Cross Validation operator model output

varunm1
varunm1 New Altair Community Member
edited November 2024 in Community Q&A
Hello,

Trying to understand the model output of the cross-validation operator. For example, in a 5 fold cross validation 5 models are trained and tested, so does the cross-validation operator outputs last folds model or the best model from 5?

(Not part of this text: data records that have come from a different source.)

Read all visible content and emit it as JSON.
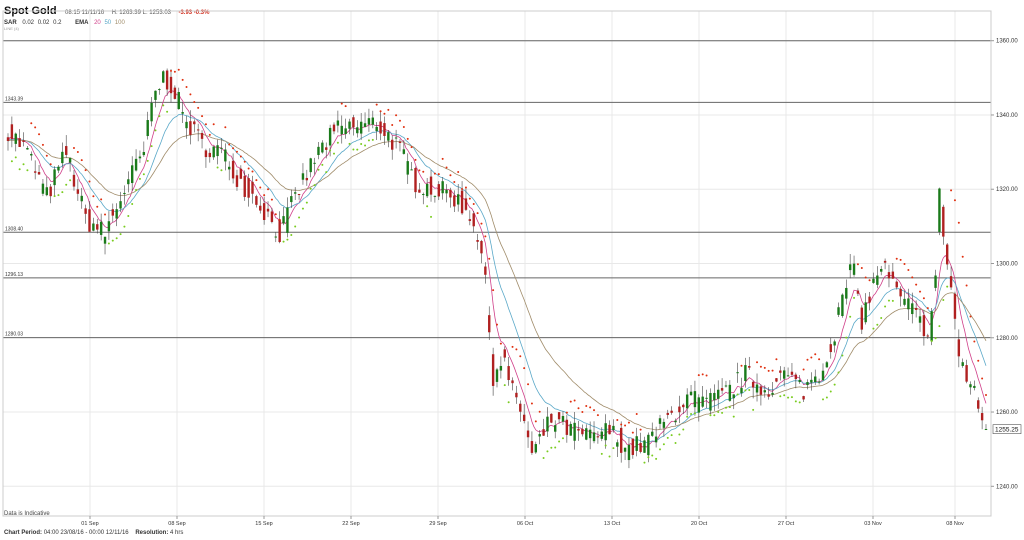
{
  "header": {
    "title": "Spot Gold",
    "timestamp": "08:15 11/11/16",
    "ohlc": "H: 1263.39 L: 1253.03",
    "change": "-3.93 -0.3%",
    "sar_label": "SAR",
    "sar_params": [
      "0.02",
      "0.02",
      "0.2"
    ],
    "ema_label": "EMA",
    "ema_params": [
      "20",
      "50",
      "100"
    ],
    "sub_label": "LINE (4)"
  },
  "footer": {
    "period_label": "Chart Period:",
    "period_value": "04:00 23/08/16 - 00:00 12/11/16",
    "resolution_label": "Resolution:",
    "resolution_value": "4 hrs",
    "disclaimer": "Data is Indicative"
  },
  "colors": {
    "up": "#1a7a1a",
    "down": "#b02020",
    "sar_up": "#7acc20",
    "sar_down": "#e03010",
    "ema20": "#d0408a",
    "ema50": "#5aa8c8",
    "ema100": "#a08c6a",
    "grid": "#e8e8e8",
    "hline": "#666666"
  },
  "chart_data": {
    "type": "candlestick",
    "title": "Spot Gold",
    "ylim": [
      1232,
      1368
    ],
    "y_ticks": [
      "1360.00",
      "1340.00",
      "1320.00",
      "1300.00",
      "1280.00",
      "1260.00",
      "1240.00"
    ],
    "x_ticks": [
      "01 Sep",
      "08 Sep",
      "15 Sep",
      "22 Sep",
      "29 Sep",
      "06 Oct",
      "13 Oct",
      "20 Oct",
      "27 Oct",
      "03 Nov",
      "08 Nov"
    ],
    "horizontal_lines": [
      {
        "value": 1360.0,
        "label": ""
      },
      {
        "value": 1343.39,
        "label": "1343.39"
      },
      {
        "value": 1308.4,
        "label": "1308.40"
      },
      {
        "value": 1296.13,
        "label": "1296.13"
      },
      {
        "value": 1280.03,
        "label": "1280.03"
      }
    ],
    "last_price": "1255.25",
    "path": [
      [
        0,
        1336
      ],
      [
        10,
        1330
      ],
      [
        20,
        1318
      ],
      [
        30,
        1330
      ],
      [
        40,
        1312
      ],
      [
        50,
        1308
      ],
      [
        60,
        1320
      ],
      [
        70,
        1330
      ],
      [
        75,
        1345
      ],
      [
        80,
        1350
      ],
      [
        85,
        1348
      ],
      [
        90,
        1340
      ],
      [
        100,
        1332
      ],
      [
        110,
        1330
      ],
      [
        120,
        1322
      ],
      [
        130,
        1316
      ],
      [
        140,
        1308
      ],
      [
        150,
        1320
      ],
      [
        160,
        1330
      ],
      [
        170,
        1336
      ],
      [
        180,
        1337
      ],
      [
        190,
        1338
      ],
      [
        200,
        1332
      ],
      [
        210,
        1322
      ],
      [
        220,
        1320
      ],
      [
        230,
        1318
      ],
      [
        240,
        1312
      ],
      [
        245,
        1300
      ],
      [
        250,
        1270
      ],
      [
        255,
        1275
      ],
      [
        260,
        1265
      ],
      [
        265,
        1260
      ],
      [
        270,
        1248
      ],
      [
        280,
        1258
      ],
      [
        290,
        1255
      ],
      [
        300,
        1253
      ],
      [
        310,
        1255
      ],
      [
        320,
        1250
      ],
      [
        330,
        1252
      ],
      [
        340,
        1258
      ],
      [
        350,
        1264
      ],
      [
        360,
        1262
      ],
      [
        370,
        1265
      ],
      [
        380,
        1270
      ],
      [
        390,
        1266
      ],
      [
        400,
        1270
      ],
      [
        410,
        1266
      ],
      [
        420,
        1272
      ],
      [
        425,
        1280
      ],
      [
        430,
        1290
      ],
      [
        435,
        1300
      ],
      [
        440,
        1285
      ],
      [
        450,
        1300
      ],
      [
        460,
        1290
      ],
      [
        465,
        1288
      ],
      [
        470,
        1284
      ],
      [
        475,
        1282
      ],
      [
        478,
        1296
      ],
      [
        480,
        1318
      ],
      [
        484,
        1300
      ],
      [
        487,
        1290
      ],
      [
        490,
        1275
      ],
      [
        495,
        1268
      ],
      [
        500,
        1262
      ],
      [
        503,
        1255
      ]
    ]
  }
}
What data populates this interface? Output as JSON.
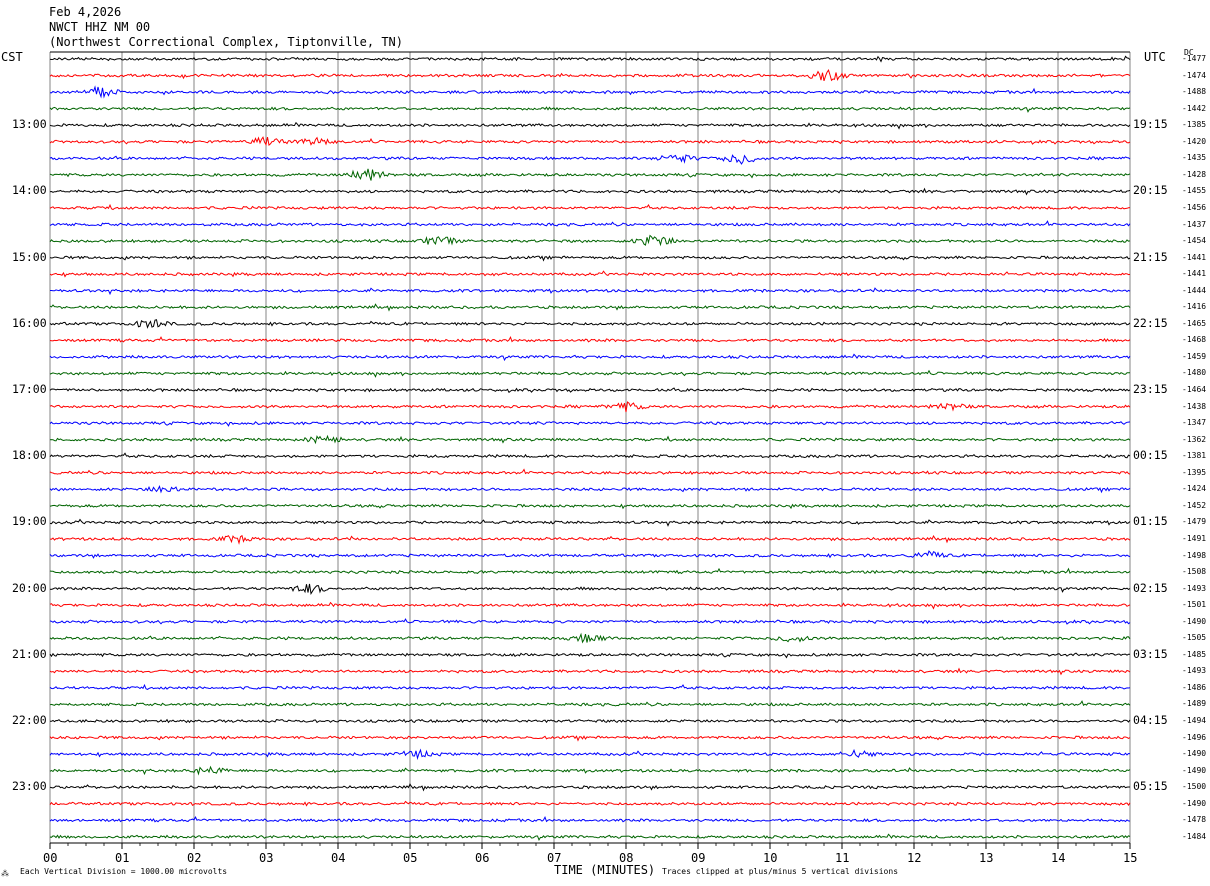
{
  "header": {
    "date": "Feb 4,2026",
    "station": "NWCT HHZ NM 00",
    "location": "(Northwest Correctional Complex, Tiptonville, TN)"
  },
  "labels": {
    "left_tz": "CST",
    "right_tz": "UTC",
    "dc_header": "DC"
  },
  "footer": {
    "scale_note": "Each Vertical Division = 1000.00 microvolts",
    "xlabel": "TIME (MINUTES)",
    "clip_note": "Traces clipped at plus/minus 5 vertical divisions",
    "corner_mark": "⁂"
  },
  "colors": {
    "trace_cycle": [
      "#000000",
      "#ff0000",
      "#0000ff",
      "#006400"
    ],
    "grid": "#000000"
  },
  "chart_data": {
    "type": "line",
    "title": "NWCT HHZ NM 00",
    "xlabel": "TIME (MINUTES)",
    "xlim": [
      0,
      15
    ],
    "x_ticks": [
      "00",
      "01",
      "02",
      "03",
      "04",
      "05",
      "06",
      "07",
      "08",
      "09",
      "10",
      "11",
      "12",
      "13",
      "14",
      "15"
    ],
    "trace_count": 48,
    "left_time_labels": [
      "13:00",
      "14:00",
      "15:00",
      "16:00",
      "17:00",
      "18:00",
      "19:00",
      "20:00",
      "21:00",
      "22:00",
      "23:00"
    ],
    "right_time_labels": [
      "19:15",
      "20:15",
      "21:15",
      "22:15",
      "23:15",
      "00:15",
      "01:15",
      "02:15",
      "03:15",
      "04:15",
      "05:15"
    ],
    "time_label_rows": [
      4,
      8,
      12,
      16,
      20,
      24,
      28,
      32,
      36,
      40,
      44
    ],
    "dc_offsets": [
      "-1477",
      "-1474",
      "-1488",
      "-1442",
      "-1385",
      "-1420",
      "-1435",
      "-1428",
      "-1455",
      "-1456",
      "-1437",
      "-1454",
      "-1441",
      "-1441",
      "-1444",
      "-1416",
      "-1465",
      "-1468",
      "-1459",
      "-1480",
      "-1464",
      "-1438",
      "-1347",
      "-1362",
      "-1381",
      "-1395",
      "-1424",
      "-1452",
      "-1479",
      "-1491",
      "-1498",
      "-1508",
      "-1493",
      "-1501",
      "-1490",
      "-1505",
      "-1485",
      "-1493",
      "-1486",
      "-1489",
      "-1494",
      "-1496",
      "-1490",
      "-1490",
      "-1500",
      "-1490",
      "-1478",
      "-1484"
    ],
    "events": [
      {
        "trace": 1,
        "minute": 10.8,
        "amp": 5
      },
      {
        "trace": 2,
        "minute": 0.7,
        "amp": 5
      },
      {
        "trace": 5,
        "minute": 3.0,
        "amp": 4
      },
      {
        "trace": 5,
        "minute": 3.7,
        "amp": 3
      },
      {
        "trace": 6,
        "minute": 8.7,
        "amp": 4
      },
      {
        "trace": 6,
        "minute": 9.6,
        "amp": 5
      },
      {
        "trace": 7,
        "minute": 4.4,
        "amp": 6
      },
      {
        "trace": 11,
        "minute": 8.4,
        "amp": 6
      },
      {
        "trace": 11,
        "minute": 5.4,
        "amp": 4
      },
      {
        "trace": 16,
        "minute": 1.4,
        "amp": 4
      },
      {
        "trace": 21,
        "minute": 8.0,
        "amp": 4
      },
      {
        "trace": 21,
        "minute": 12.5,
        "amp": 3
      },
      {
        "trace": 23,
        "minute": 3.8,
        "amp": 3
      },
      {
        "trace": 26,
        "minute": 1.6,
        "amp": 3
      },
      {
        "trace": 29,
        "minute": 2.6,
        "amp": 3
      },
      {
        "trace": 30,
        "minute": 12.2,
        "amp": 3
      },
      {
        "trace": 32,
        "minute": 3.6,
        "amp": 4
      },
      {
        "trace": 35,
        "minute": 7.5,
        "amp": 4
      },
      {
        "trace": 35,
        "minute": 10.3,
        "amp": 3
      },
      {
        "trace": 42,
        "minute": 5.1,
        "amp": 3
      },
      {
        "trace": 42,
        "minute": 11.2,
        "amp": 3
      },
      {
        "trace": 43,
        "minute": 2.2,
        "amp": 3
      }
    ]
  }
}
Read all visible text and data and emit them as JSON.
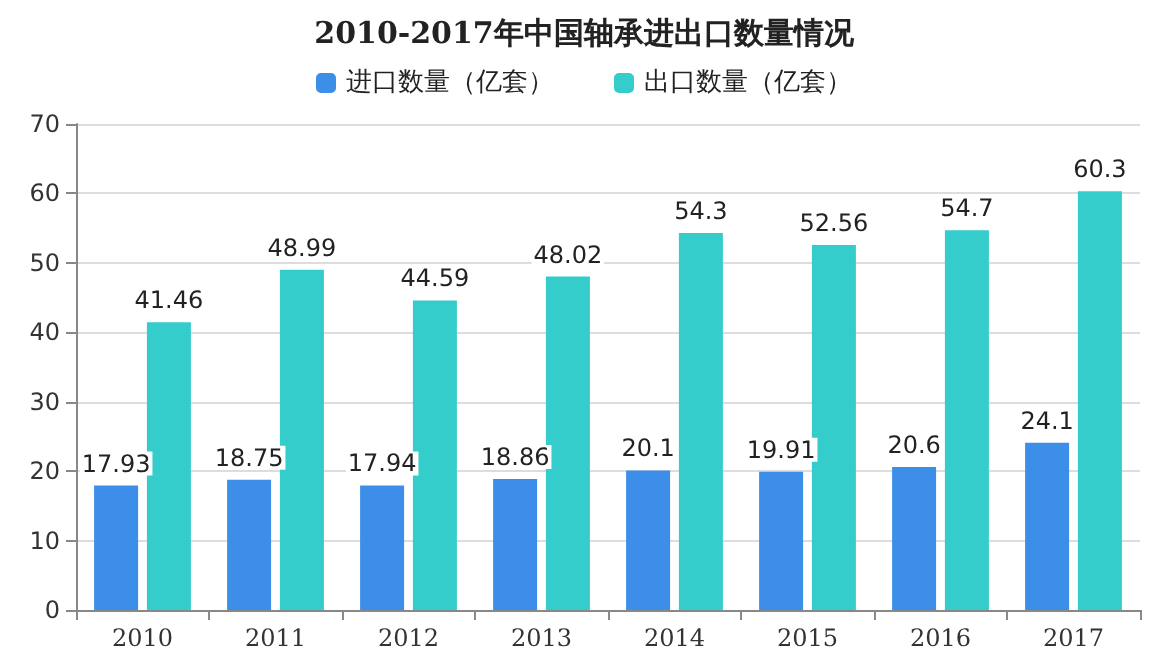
{
  "chart_data": {
    "type": "bar",
    "title": "2010-2017年中国轴承进出口数量情况",
    "categories": [
      "2010",
      "2011",
      "2012",
      "2013",
      "2014",
      "2015",
      "2016",
      "2017"
    ],
    "series": [
      {
        "name": "进口数量（亿套）",
        "color": "#3d8ee8",
        "values": [
          17.93,
          18.75,
          17.94,
          18.86,
          20.1,
          19.91,
          20.6,
          24.1
        ]
      },
      {
        "name": "出口数量（亿套）",
        "color": "#35cccc",
        "values": [
          41.46,
          48.99,
          44.59,
          48.02,
          54.3,
          52.56,
          54.7,
          60.3
        ]
      }
    ],
    "ylim": [
      0,
      70
    ],
    "yticks": [
      0,
      10,
      20,
      30,
      40,
      50,
      60,
      70
    ],
    "grid": "y",
    "legend": "top",
    "data_labels": true
  }
}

@mschmitz @lionelderkrikor

Thanks,
Varun

Best Answers

  • IngoRM
    IngoRM New Altair Community Member
    Answer ✓
    The model is built on the complete input data.  This is just a convenience feature.  There is simply no best model and the whole point of the cross validation is to estimate how well a model trained on the full data will perform (so the validation of it, not the model selection).  Search here on the community if you want to learn more about, there have been a couple of discussions already in the past, e.g. this one here: https://community.rapidminer.com/discussion/53798/cross-validation
    Hope that helps,
    Ingo
  • lionelderkrikor
    lionelderkrikor New Altair Community Member
    Answer ✓
    Hi @varunm1,

    If I good remember, for a N-fold CV, RapidMiner performs N+1 iterations.
    So in practice, in your case, for a 5-folds CV, 5 models are trained and tested to obtain the average performance.
    Then a 6th iteration is performed and a model is builded from the whole training set. It is this model which is supplied by the model output port of CV operator and it is this model which is associated to the confusion matrix of the Performance operator.
    To convince you, you can set a breakpoint after in the model inside the CV operator : 


    Hope this helps,

    Regards,

    Lionel

    NB : Thanks to the experts to correct me if I'm wrong in my explanation...
     

Answers

  • IngoRM
    IngoRM New Altair Community Member
    Answer ✓
    The model is built on the complete input data.  This is just a convenience feature.  There is simply no best model and the whole point of the cross validation is to estimate how well a model trained on the full data will perform (so the validation of it, not the model selection).  Search here on the community if you want to learn more about, there have been a couple of discussions already in the past, e.g. this one here: https://community.rapidminer.com/discussion/53798/cross-validation
    Hope that helps,
    Ingo
  • varunm1
    varunm1 New Altair Community Member
    Thanks @IngoRM this clarifies my question.
  • lionelderkrikor
    lionelderkrikor New Altair Community Member
    Answer ✓
    Hi @varunm1,

    If I good remember, for a N-fold CV, RapidMiner performs N+1 iterations.
    So in practice, in your case, for a 5-folds CV, 5 models are trained and tested to obtain the average performance.
    Then a 6th iteration is performed and a model is builded from the whole training set. It is this model which is supplied by the model output port of CV operator and it is this model which is associated to the confusion matrix of the Performance operator.
    To convince you, you can set a breakpoint after in the model inside the CV operator : 


    Hope this helps,

    Regards,

    Lionel

    NB : Thanks to the experts to correct me if I'm wrong in my explanation...
     
  • varunm1
    varunm1 New Altair Community Member
    Thanks @lionelderkrikor. I tried that and got it.